Conhecedor profundo dos segredos da floresta, será o nosso anfitrião por alguns dias, na sua casa-pousada na comunidade Boca do Mamirauá. A jornada adquire contornos mágicos mal a embarcação adentra nas águas barrentas do Solimões. Cruzamos algumas comunidades ribeirinhas, no alto dos barrancos e, mesmo assim, assentes em palafitas, para evitar inundações na época das cheias, cujas águas sobem aos 15 (!) metros, arrastando, entre outros, animais como os jacarés – a última enchente, a de 2014, foi a mais devastadora de que há memória, por culpa do famigerado “El Niño”.

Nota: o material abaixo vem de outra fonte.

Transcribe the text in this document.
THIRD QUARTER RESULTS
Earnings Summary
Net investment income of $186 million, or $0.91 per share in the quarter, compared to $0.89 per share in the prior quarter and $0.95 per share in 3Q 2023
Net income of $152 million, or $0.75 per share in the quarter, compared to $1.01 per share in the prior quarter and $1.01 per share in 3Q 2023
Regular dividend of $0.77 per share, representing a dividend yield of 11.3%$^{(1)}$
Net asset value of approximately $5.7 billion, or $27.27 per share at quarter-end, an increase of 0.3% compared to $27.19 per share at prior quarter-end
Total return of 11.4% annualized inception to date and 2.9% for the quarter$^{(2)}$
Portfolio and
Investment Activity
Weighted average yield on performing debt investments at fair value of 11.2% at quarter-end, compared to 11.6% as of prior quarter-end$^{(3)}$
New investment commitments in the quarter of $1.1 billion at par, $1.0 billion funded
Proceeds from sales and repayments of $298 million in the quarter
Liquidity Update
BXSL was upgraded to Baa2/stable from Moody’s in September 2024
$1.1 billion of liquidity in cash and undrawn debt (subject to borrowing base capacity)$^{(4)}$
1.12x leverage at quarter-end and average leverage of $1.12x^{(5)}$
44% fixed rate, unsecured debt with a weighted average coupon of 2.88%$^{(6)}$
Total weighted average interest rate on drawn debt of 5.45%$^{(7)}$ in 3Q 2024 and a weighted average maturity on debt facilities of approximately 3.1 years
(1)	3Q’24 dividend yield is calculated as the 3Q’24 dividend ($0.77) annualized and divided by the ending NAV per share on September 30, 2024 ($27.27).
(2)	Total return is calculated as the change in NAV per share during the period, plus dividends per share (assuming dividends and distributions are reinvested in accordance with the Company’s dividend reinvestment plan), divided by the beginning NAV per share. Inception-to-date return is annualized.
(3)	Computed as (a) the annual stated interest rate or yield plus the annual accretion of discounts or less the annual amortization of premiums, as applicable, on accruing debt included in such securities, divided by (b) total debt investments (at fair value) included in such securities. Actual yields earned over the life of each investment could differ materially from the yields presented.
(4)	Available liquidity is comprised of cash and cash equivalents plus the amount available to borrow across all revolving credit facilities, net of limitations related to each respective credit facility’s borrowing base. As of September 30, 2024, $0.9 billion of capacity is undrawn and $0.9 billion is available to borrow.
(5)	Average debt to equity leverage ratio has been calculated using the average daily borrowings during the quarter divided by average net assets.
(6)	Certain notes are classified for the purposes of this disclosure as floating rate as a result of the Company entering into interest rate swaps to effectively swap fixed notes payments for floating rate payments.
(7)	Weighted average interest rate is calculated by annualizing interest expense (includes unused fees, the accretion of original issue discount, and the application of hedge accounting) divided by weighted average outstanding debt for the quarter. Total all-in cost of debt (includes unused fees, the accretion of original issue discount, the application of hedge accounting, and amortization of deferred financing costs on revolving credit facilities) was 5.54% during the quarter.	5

Boquiabertos pelo encanto do lugar, passamos pelo primeiro encontro das águas (já observara o fenómeno em Manaus, entre os icónicos rios Negro e Solimões). Aqui é o rio Japurá, de águas escuras, que abraça o alvo Solimões. Apesar de o acontecimento não ser tão expressivo, não deixa de impressionar, tal como assistir, de camarote, às acrobacias traquinas dos botos, parentes próximos do golfinhos, que aqui vivem em liberdade total, havendo duas espécies a anotar: uma mais ameaçada e endémica, o cor-de-rosa e, estes, os cinzas ou tucuxis, mais abundantes. Seguindo pelo Japurá acima, atentamos nos encantadores ninhos dos japiins-xexéus. O nome é tão curioso quanto os ninhos em forma de saco pendurado, confeccionados nos ramos das árvores, evocando decorações natalícias. Trata-se de uma ave, de tonalidades garridas, conhecida por viver em bandos, fazendo um ruído cacofónico, por imitar as outras aves, não tendo canto próprio – segundo Chaco.